Ramsey, on the other hand, cannot stop scoring. He proved to be the right man in the right place after the normally excellent Begovic made a poor attempt of clearing Ozil’s low free-kick from just outside the area, sidefooting the ball past the goalkeeper from close range.
Defensive Stoke
That should have been the cue for an Arsenal onslaught but Stoke's discipline and pressing reduced the home side to eye-of-the-needle through-passes and shots from long range.
The visitors, stationed deep in their own half, looked unlikely to score but they did just that on 26 minutes when Marko Arnautovic, on his first start for Stoke, hit an upright with a volley following Steven Nzonzi’s cross to the far post before seeing the impressive Cameron convert the rebound to secure his first goal for Mark Hughes’s side.
Arsenal stepped up the pace of their play and retook the lead nine minutes from half-time when, with minimal movement, Mertesacker found himself with enough room to glance Ozil’s right-sided corner into the far corner of the net.

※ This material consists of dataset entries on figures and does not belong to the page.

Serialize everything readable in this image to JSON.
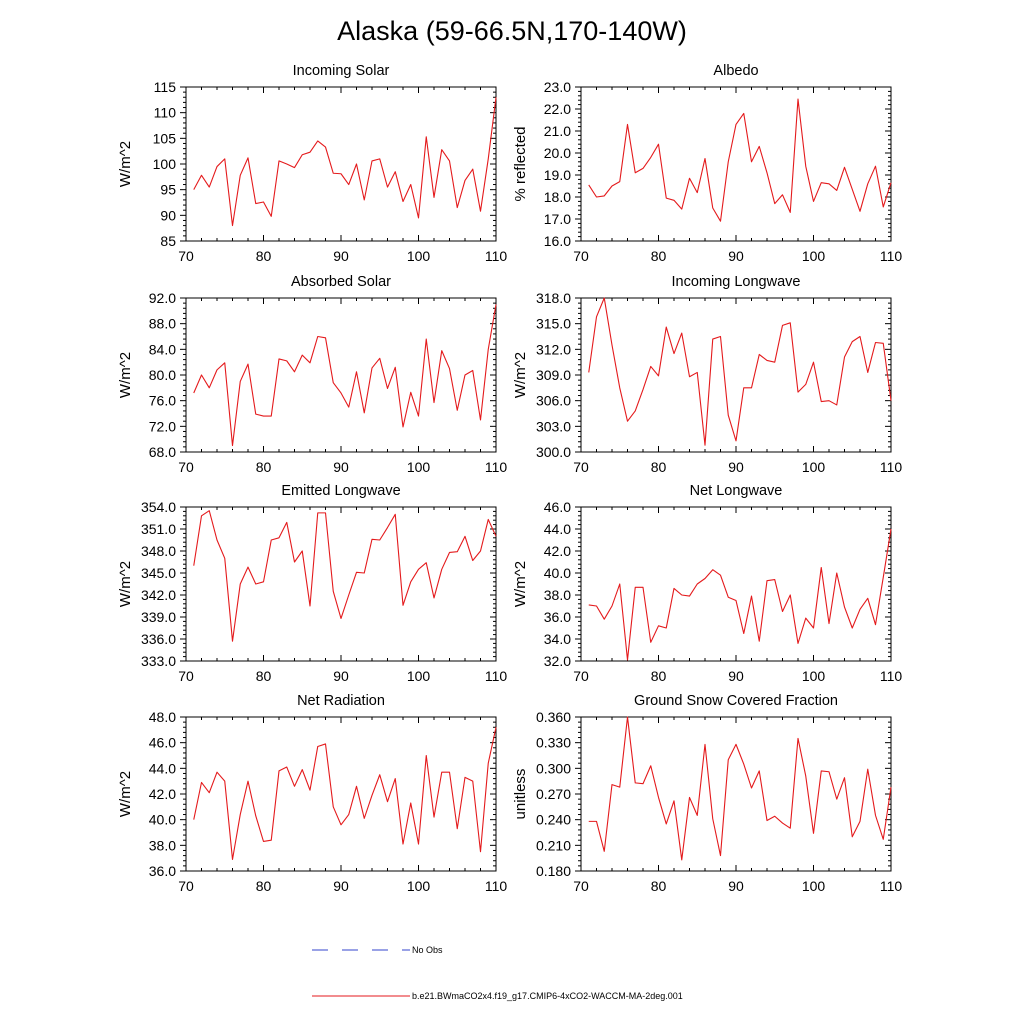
{
  "figure_title": "Alaska (59-66.5N,170-140W)",
  "legend": {
    "entries": [
      {
        "label": "No Obs",
        "color": "#3344cc",
        "style": "dashed"
      },
      {
        "label": "b.e21.BWmaCO2x4.f19_g17.CMIP6-4xCO2-WACCM-MA-2deg.001",
        "color": "#e41a1c",
        "style": "solid"
      }
    ]
  },
  "series_color": "#e41a1c",
  "chart_data": [
    {
      "type": "line",
      "title": "Incoming Solar",
      "xlabel": "",
      "ylabel": "W/m^2",
      "xlim": [
        70,
        110
      ],
      "ylim": [
        85,
        115
      ],
      "xticks": [
        70,
        80,
        90,
        100,
        110
      ],
      "yticks": [
        85,
        90,
        95,
        100,
        105,
        110,
        115
      ],
      "ytick_labels": [
        "85",
        "90",
        "95",
        "100",
        "105",
        "110",
        "115"
      ],
      "x_start": 71,
      "values": [
        95.0,
        97.8,
        95.5,
        99.5,
        101.0,
        88.0,
        97.8,
        101.2,
        92.3,
        92.6,
        89.8,
        100.6,
        100.0,
        99.3,
        101.8,
        102.3,
        104.5,
        103.3,
        98.2,
        98.1,
        96.0,
        100.0,
        93.0,
        100.6,
        101.0,
        95.5,
        98.5,
        92.7,
        96.0,
        89.5,
        105.3,
        93.5,
        102.8,
        100.6,
        91.5,
        96.8,
        99.0,
        90.8,
        101.0,
        113.0
      ]
    },
    {
      "type": "line",
      "title": "Albedo",
      "xlabel": "",
      "ylabel": "% reflected",
      "xlim": [
        70,
        110
      ],
      "ylim": [
        16.0,
        23.0
      ],
      "xticks": [
        70,
        80,
        90,
        100,
        110
      ],
      "yticks": [
        16,
        17,
        18,
        19,
        20,
        21,
        22,
        23
      ],
      "ytick_labels": [
        "16.0",
        "17.0",
        "18.0",
        "19.0",
        "20.0",
        "21.0",
        "22.0",
        "23.0"
      ],
      "x_start": 71,
      "values": [
        18.55,
        18.0,
        18.05,
        18.5,
        18.7,
        21.3,
        19.1,
        19.3,
        19.8,
        20.4,
        17.95,
        17.85,
        17.45,
        18.85,
        18.2,
        19.75,
        17.5,
        16.9,
        19.6,
        21.3,
        21.8,
        19.6,
        20.3,
        19.1,
        17.7,
        18.1,
        17.3,
        22.45,
        19.4,
        17.8,
        18.65,
        18.6,
        18.3,
        19.35,
        18.35,
        17.35,
        18.6,
        19.4,
        17.55,
        18.65
      ]
    },
    {
      "type": "line",
      "title": "Absorbed Solar",
      "xlabel": "",
      "ylabel": "W/m^2",
      "xlim": [
        70,
        110
      ],
      "ylim": [
        68.0,
        92.0
      ],
      "xticks": [
        70,
        80,
        90,
        100,
        110
      ],
      "yticks": [
        68,
        72,
        76,
        80,
        84,
        88,
        92
      ],
      "ytick_labels": [
        "68.0",
        "72.0",
        "76.0",
        "80.0",
        "84.0",
        "88.0",
        "92.0"
      ],
      "x_start": 71,
      "values": [
        77.2,
        80.0,
        78.0,
        80.8,
        81.9,
        69.0,
        79.0,
        81.7,
        73.9,
        73.6,
        73.6,
        82.5,
        82.2,
        80.5,
        83.1,
        81.9,
        86.0,
        85.8,
        78.8,
        77.2,
        75.0,
        80.5,
        74.1,
        81.1,
        82.6,
        77.9,
        81.2,
        71.9,
        77.3,
        73.6,
        85.6,
        75.7,
        83.8,
        81.0,
        74.5,
        80.0,
        80.7,
        73.0,
        84.0,
        91.0
      ]
    },
    {
      "type": "line",
      "title": "Incoming Longwave",
      "xlabel": "",
      "ylabel": "W/m^2",
      "xlim": [
        70,
        110
      ],
      "ylim": [
        300.0,
        318.0
      ],
      "xticks": [
        70,
        80,
        90,
        100,
        110
      ],
      "yticks": [
        300,
        303,
        306,
        309,
        312,
        315,
        318
      ],
      "ytick_labels": [
        "300.0",
        "303.0",
        "306.0",
        "309.0",
        "312.0",
        "315.0",
        "318.0"
      ],
      "x_start": 71,
      "values": [
        309.3,
        315.8,
        318.0,
        312.5,
        307.5,
        303.6,
        304.8,
        307.3,
        310.0,
        308.9,
        314.6,
        311.5,
        313.9,
        308.8,
        309.3,
        300.8,
        313.2,
        313.5,
        304.3,
        301.3,
        307.5,
        307.5,
        311.4,
        310.7,
        310.5,
        314.8,
        315.1,
        307.0,
        307.9,
        310.5,
        305.9,
        306.0,
        305.5,
        311.1,
        312.9,
        313.5,
        309.3,
        312.8,
        312.7,
        306.0
      ]
    },
    {
      "type": "line",
      "title": "Emitted Longwave",
      "xlabel": "",
      "ylabel": "W/m^2",
      "xlim": [
        70,
        110
      ],
      "ylim": [
        333.0,
        354.0
      ],
      "xticks": [
        70,
        80,
        90,
        100,
        110
      ],
      "yticks": [
        333,
        336,
        339,
        342,
        345,
        348,
        351,
        354
      ],
      "ytick_labels": [
        "333.0",
        "336.0",
        "339.0",
        "342.0",
        "345.0",
        "348.0",
        "351.0",
        "354.0"
      ],
      "x_start": 71,
      "values": [
        346.0,
        352.8,
        353.5,
        349.5,
        347.0,
        335.7,
        343.5,
        345.8,
        343.5,
        343.8,
        349.5,
        349.8,
        351.9,
        346.5,
        348.0,
        340.5,
        353.2,
        353.2,
        342.5,
        338.8,
        342.0,
        345.1,
        345.0,
        349.6,
        349.5,
        351.2,
        353.0,
        340.6,
        343.8,
        345.5,
        346.4,
        341.6,
        345.5,
        347.8,
        347.9,
        350.0,
        346.7,
        348.0,
        352.3,
        350.0
      ]
    },
    {
      "type": "line",
      "title": "Net Longwave",
      "xlabel": "",
      "ylabel": "W/m^2",
      "xlim": [
        70,
        110
      ],
      "ylim": [
        32.0,
        46.0
      ],
      "xticks": [
        70,
        80,
        90,
        100,
        110
      ],
      "yticks": [
        32,
        34,
        36,
        38,
        40,
        42,
        44,
        46
      ],
      "ytick_labels": [
        "32.0",
        "34.0",
        "36.0",
        "38.0",
        "40.0",
        "42.0",
        "44.0",
        "46.0"
      ],
      "x_start": 71,
      "values": [
        37.1,
        37.0,
        35.8,
        37.0,
        39.0,
        32.1,
        38.7,
        38.7,
        33.7,
        35.2,
        35.0,
        38.6,
        38.0,
        37.9,
        39.0,
        39.5,
        40.3,
        39.8,
        37.8,
        37.5,
        34.5,
        37.9,
        33.8,
        39.3,
        39.4,
        36.5,
        38.0,
        33.6,
        35.9,
        35.0,
        40.5,
        35.4,
        40.0,
        36.9,
        35.0,
        36.7,
        37.7,
        35.3,
        39.6,
        44.0
      ]
    },
    {
      "type": "line",
      "title": "Net Radiation",
      "xlabel": "",
      "ylabel": "W/m^2",
      "xlim": [
        70,
        110
      ],
      "ylim": [
        36.0,
        48.0
      ],
      "xticks": [
        70,
        80,
        90,
        100,
        110
      ],
      "yticks": [
        36,
        38,
        40,
        42,
        44,
        46,
        48
      ],
      "ytick_labels": [
        "36.0",
        "38.0",
        "40.0",
        "42.0",
        "44.0",
        "46.0",
        "48.0"
      ],
      "x_start": 71,
      "values": [
        40.0,
        42.9,
        42.1,
        43.7,
        43.0,
        36.9,
        40.4,
        43.0,
        40.3,
        38.3,
        38.4,
        43.8,
        44.1,
        42.6,
        43.9,
        42.3,
        45.7,
        45.9,
        41.0,
        39.6,
        40.4,
        42.6,
        40.1,
        41.9,
        43.5,
        41.4,
        43.2,
        38.1,
        41.3,
        38.1,
        45.0,
        40.2,
        43.7,
        43.7,
        39.3,
        43.3,
        43.0,
        37.5,
        44.4,
        47.2
      ]
    },
    {
      "type": "line",
      "title": "Ground Snow Covered Fraction",
      "xlabel": "",
      "ylabel": "unitless",
      "xlim": [
        70,
        110
      ],
      "ylim": [
        0.18,
        0.36
      ],
      "xticks": [
        70,
        80,
        90,
        100,
        110
      ],
      "yticks": [
        0.18,
        0.21,
        0.24,
        0.27,
        0.3,
        0.33,
        0.36
      ],
      "ytick_labels": [
        "0.180",
        "0.210",
        "0.240",
        "0.270",
        "0.300",
        "0.330",
        "0.360"
      ],
      "x_start": 71,
      "values": [
        0.238,
        0.238,
        0.203,
        0.281,
        0.278,
        0.36,
        0.283,
        0.282,
        0.303,
        0.266,
        0.235,
        0.262,
        0.193,
        0.266,
        0.245,
        0.328,
        0.241,
        0.198,
        0.31,
        0.328,
        0.305,
        0.277,
        0.297,
        0.239,
        0.244,
        0.236,
        0.23,
        0.335,
        0.291,
        0.224,
        0.297,
        0.296,
        0.264,
        0.289,
        0.22,
        0.238,
        0.299,
        0.245,
        0.217,
        0.278
      ]
    }
  ]
}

It was from a relatively straightforward header that Sagna also scored on 72 minutes, this time from a left-sided Ozil delivery, leaving Hughes in an unsurprisingly frustrated state with the manner of his team’s defending, particularly after an improved second-half display had suggested they could leave with a point.
“We’re disappointed to have conceded three goals from set pieces. That doesn’t normally happen,” said the Stoke manager. “We showed courage to get back on level terms and in the second half played with a lot of control and possession. But the third goal took the wind out of our sails and came at a poor time.”
Eight minutes after Sagna's goal Ozil received his standing ovation, with those on their feet then roaring Mikel Arteta as he came on to make his first appearance of the season following recovery from a thigh injury. There was joy all round, then and the sense that a season that began amid such rancour is shaping up rather well for Wenger and his men.